15
votes

Can dirtiness of pages of a (non-shared) mmap be accessed from userspace under linux 2.6.30+? Platform-specific hacks and kludges welcome.

Ideally, I'm looking for an array of bits, one per page (4kB?) of the mmap'ed region, which are set if that page has been written to since the region was mmap'ed.

(I am aware, that the process doing the writing could keep track of this information - but it seems silly to do so if the kernel is doing it anyway.)

Thanks,

Chris.

5

5 Answers

12
votes

See /proc/*/pagemap and /proc/kpageflags interfaces. First tells you PFN for an address, second tells you dirty bit given PFN.

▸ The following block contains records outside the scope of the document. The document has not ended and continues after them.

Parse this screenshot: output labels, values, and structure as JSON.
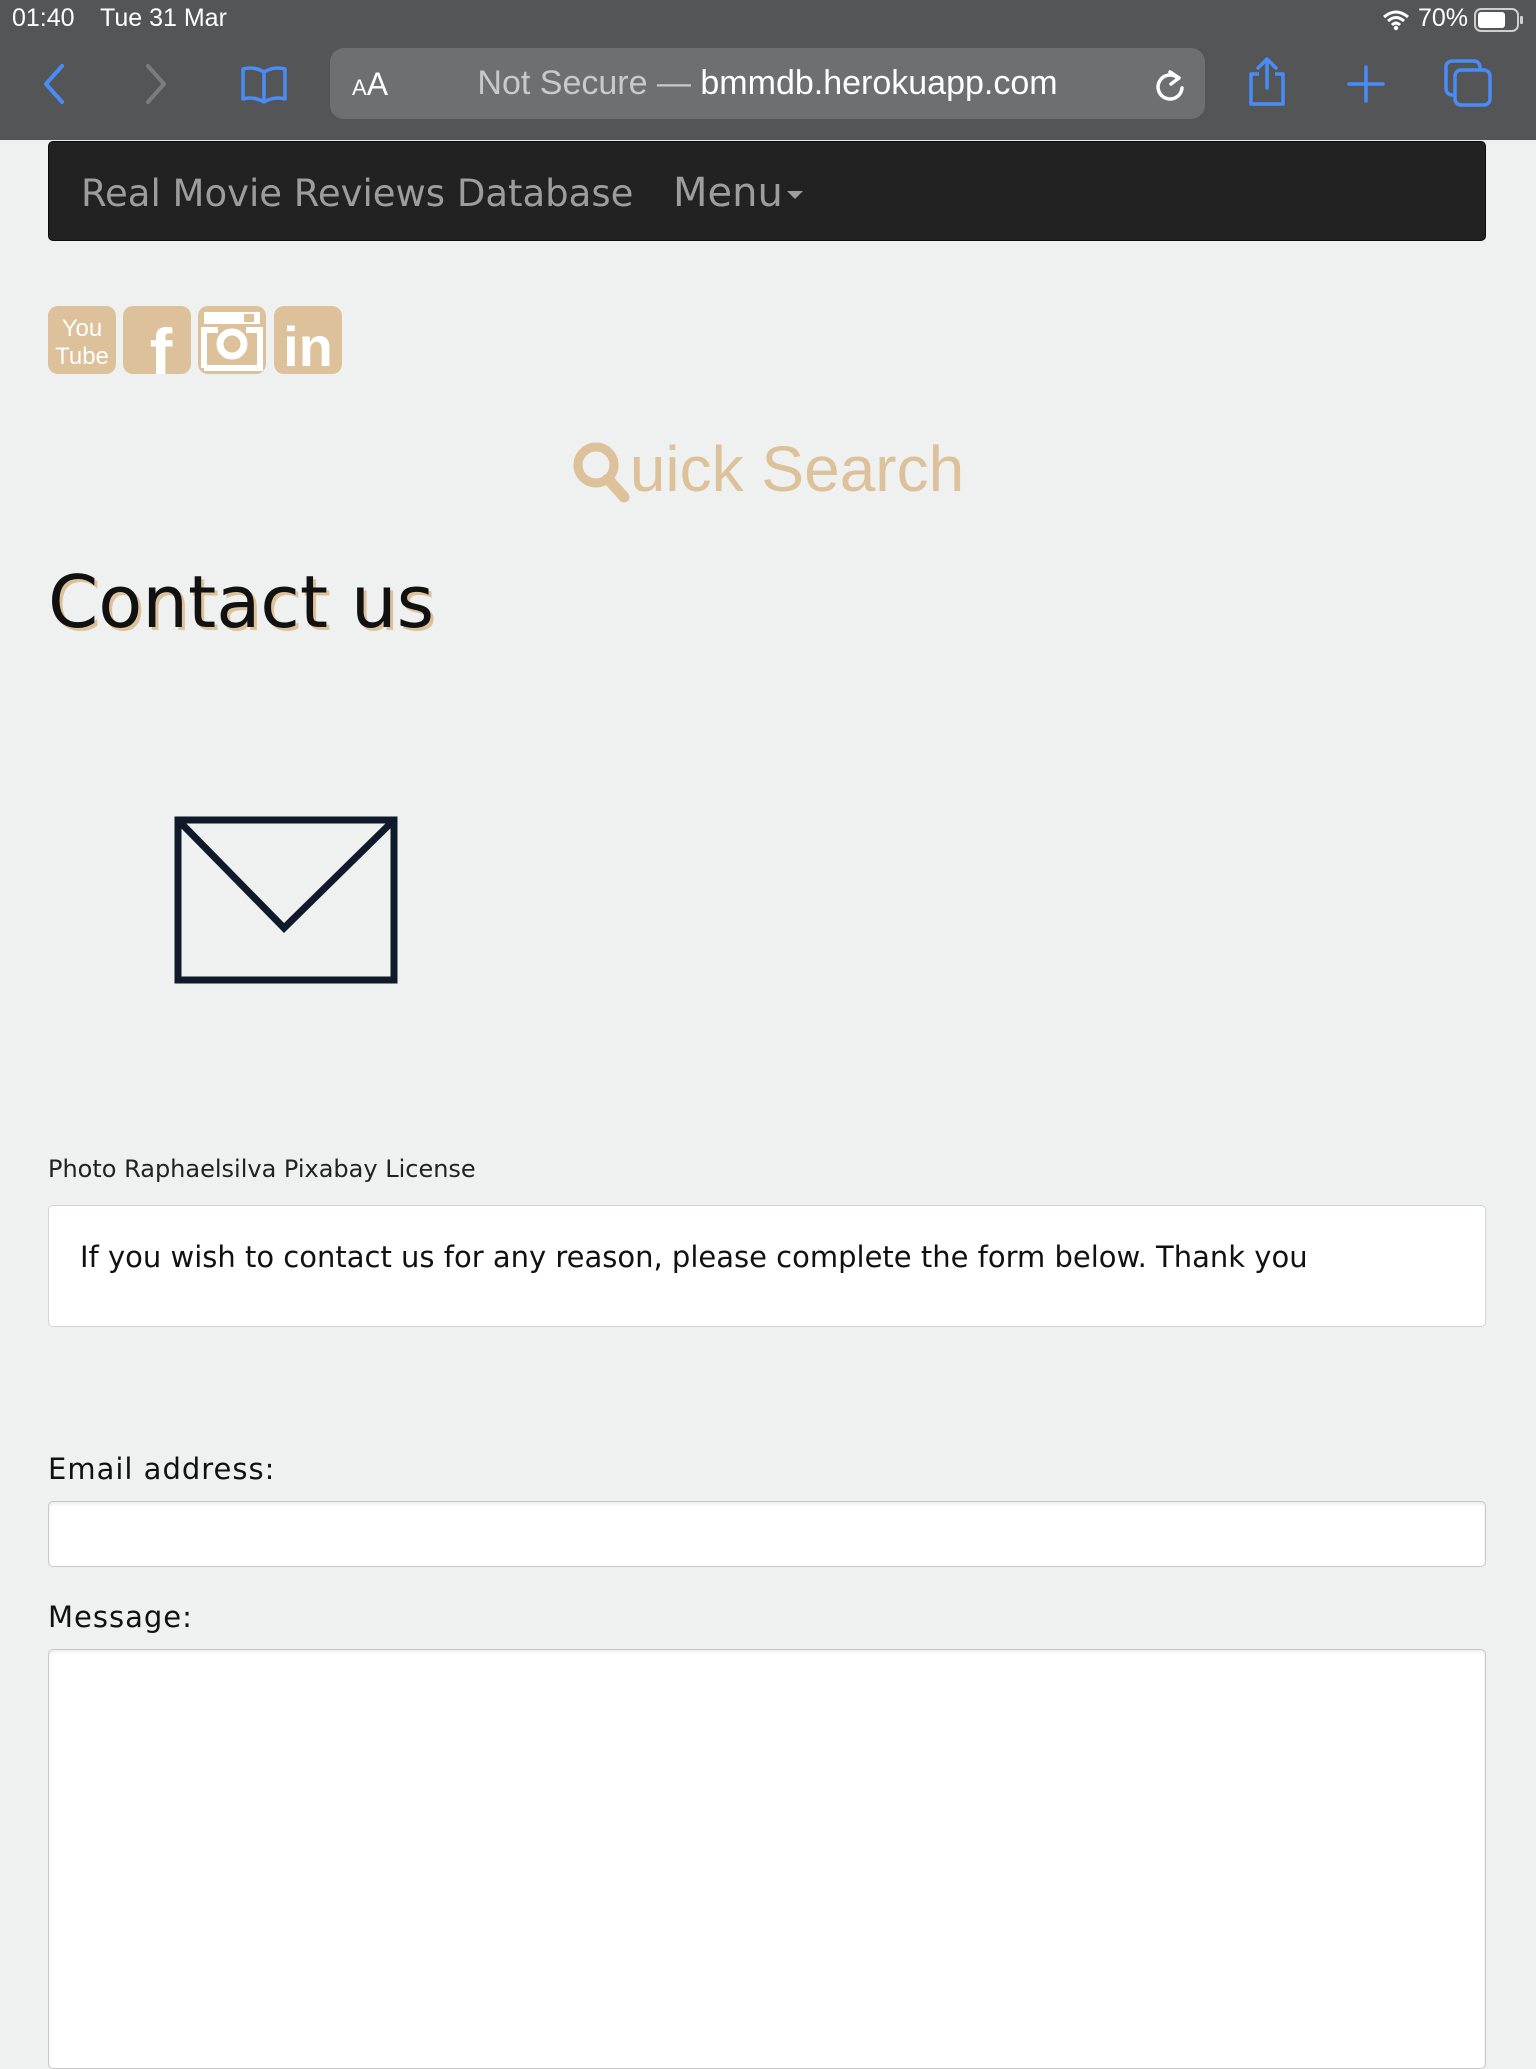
{
  "status_bar": {
    "time": "01:40",
    "date": "Tue 31 Mar",
    "battery": "70%"
  },
  "browser": {
    "text_size_small": "A",
    "text_size_big": "A",
    "security": "Not Secure —",
    "domain": "bmmdb.herokuapp.com",
    "icons": [
      "back-icon",
      "forward-icon",
      "bookmarks-icon",
      "reload-icon",
      "share-icon",
      "new-tab-icon",
      "tabs-icon"
    ]
  },
  "navbar": {
    "brand": "Real Movie Reviews Database",
    "menu_label": "Menu"
  },
  "social": {
    "youtube_top": "You",
    "youtube_bottom": "Tube",
    "facebook": "f",
    "linkedin": "in",
    "icon_color": "#dcc19a"
  },
  "quick_search": {
    "first_letter": "Q",
    "rest": "uick Search"
  },
  "page": {
    "title": "Contact us",
    "image_caption": "Photo Raphaelsilva Pixabay License",
    "intro": "If you wish to contact us for any reason, please complete the form below. Thank you"
  },
  "form": {
    "email_label": "Email address:",
    "email_value": "",
    "message_label": "Message:",
    "message_value": ""
  },
  "colors": {
    "accent": "#dcc19a",
    "navbar": "#222222",
    "browser_chrome": "#545556",
    "ios_blue": "#4a8cf7"
  }
}
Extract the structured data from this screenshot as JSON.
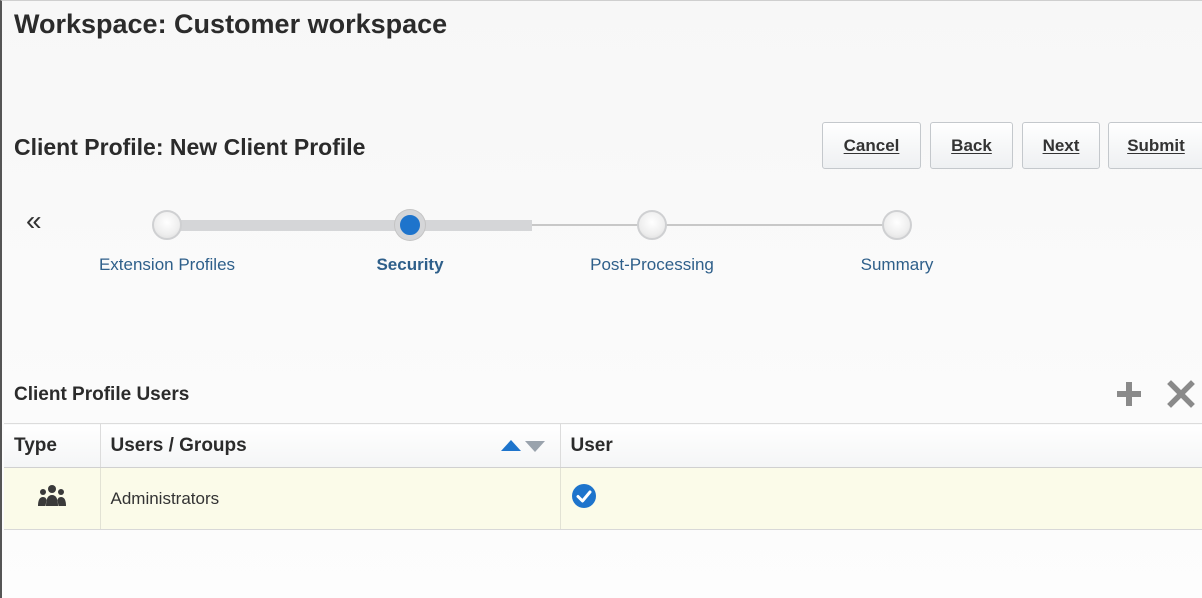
{
  "workspace": {
    "title": "Workspace: Customer workspace"
  },
  "profile": {
    "title": "Client Profile: New Client Profile"
  },
  "toolbar": {
    "cancel_label": "Cancel",
    "back_label": "Back",
    "next_label": "Next",
    "submit_label": "Submit"
  },
  "train": {
    "collapse_glyph": "«",
    "steps": [
      {
        "label": "Extension Profiles",
        "state": "visited"
      },
      {
        "label": "Security",
        "state": "current"
      },
      {
        "label": "Post-Processing",
        "state": "unvisited"
      },
      {
        "label": "Summary",
        "state": "unvisited"
      }
    ]
  },
  "users_section": {
    "title": "Client Profile Users",
    "add_icon": "plus-icon",
    "delete_icon": "close-icon",
    "columns": [
      "Type",
      "Users / Groups",
      "User"
    ],
    "rows": [
      {
        "type_icon": "group-icon",
        "name": "Administrators",
        "user_checked": true
      }
    ]
  },
  "colors": {
    "accent": "#1e74cc",
    "link": "#2e5f8a",
    "selected_row": "#fbfbe9",
    "icon_gray": "#888888"
  }
}
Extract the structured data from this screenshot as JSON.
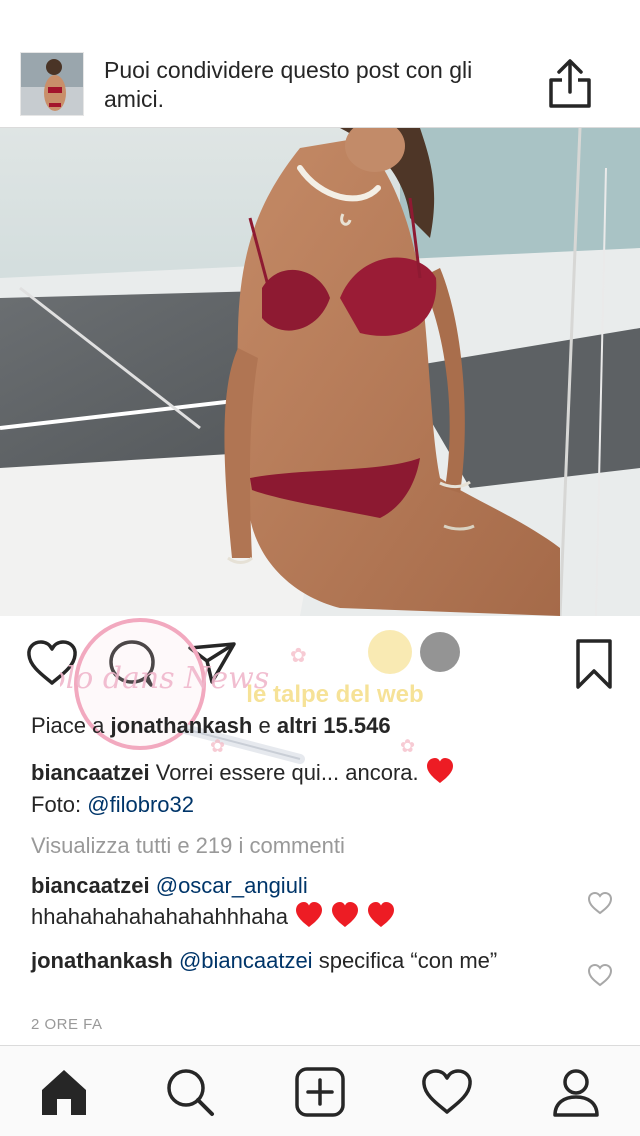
{
  "share_banner": {
    "text": "Puoi condividere questo post con gli amici.",
    "icon": "share-icon"
  },
  "post": {
    "likes_prefix": "Piace a",
    "liked_by": "jonathankash",
    "likes_connector": "e",
    "likes_others": "altri 15.546",
    "caption": {
      "username": "biancaatzei",
      "text": "Vorrei essere qui... ancora.",
      "emoji": "red-heart",
      "photo_credit_label": "Foto:",
      "photo_credit_mention": "@filobro32"
    },
    "view_all_comments": "Visualizza tutti e 219 i commenti",
    "comments": [
      {
        "username": "biancaatzei",
        "mention": "@oscar_angiuli",
        "text": "hhahahahahahahahhhaha",
        "emoji_count": 3
      },
      {
        "username": "jonathankash",
        "mention": "@biancaatzei",
        "text": "specifica “con me”"
      }
    ],
    "timestamp": "2 ORE FA"
  },
  "watermarks": {
    "left": "Vaolo dans News",
    "right": "le talpe del web"
  },
  "actions": [
    "heart-icon",
    "comment-icon",
    "send-icon",
    "bookmark-icon"
  ],
  "tab_bar": [
    "home-icon",
    "search-icon",
    "add-post-icon",
    "activity-heart-icon",
    "profile-icon"
  ],
  "colors": {
    "text": "#262626",
    "muted": "#999999",
    "mention": "#003569",
    "heart_red": "#ed1c24"
  }
}
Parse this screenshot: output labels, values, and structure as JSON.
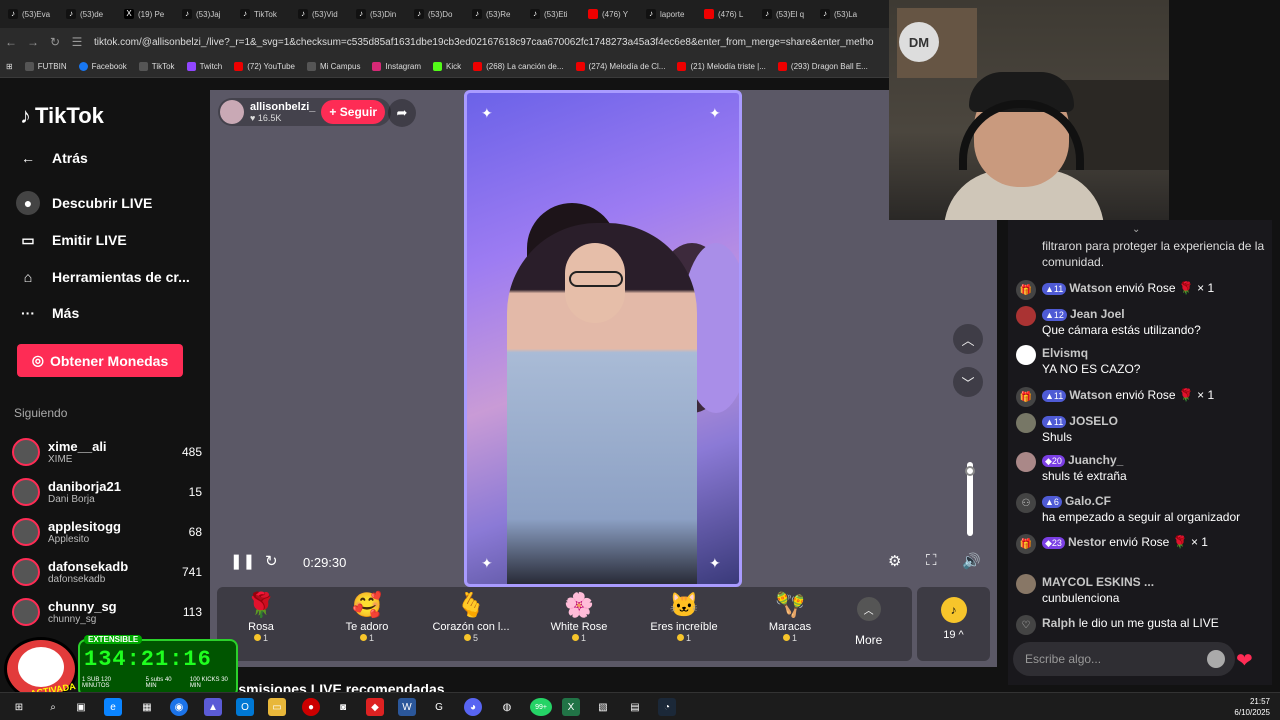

See fs/proc/task_mmu.c , Documentation/vm/pagemap.txt, Documentation/vm/page-types.c .

5
votes

The traditional solution is to mprotect to read only, and then handle the sigsegv and mark dirty before reprotecting to allow writes. We did this at ObjectStore a long time ago for this very purpose.

2
votes

generic_writepages and balance_dirty_pages_ratelimited_nr appear to be the entry points into the kernel (2.6.20) that are related to dirty pages. I hope they work in 2.6.30+ as well. Interesting question, can I ask what you are writing that requires such control over the pages?

1
votes

This data would be continually out of date - it's possible the page may be written back after your process sees the page is dirty.

That said, tone way is to map it in one-page chunks, then look at /proc/pid/smaps to see if the chunks are dirty - that said, this may fail if the kernel merges the pages.

Unfortunately, since the page tables aren't visible to the user space process, that's about the best you can do without a kernel patch of some sort.

0
votes

If your array of bits is small enough, perhaps you can use the debug registers on Intel (though I am not sure on how it is done on linux).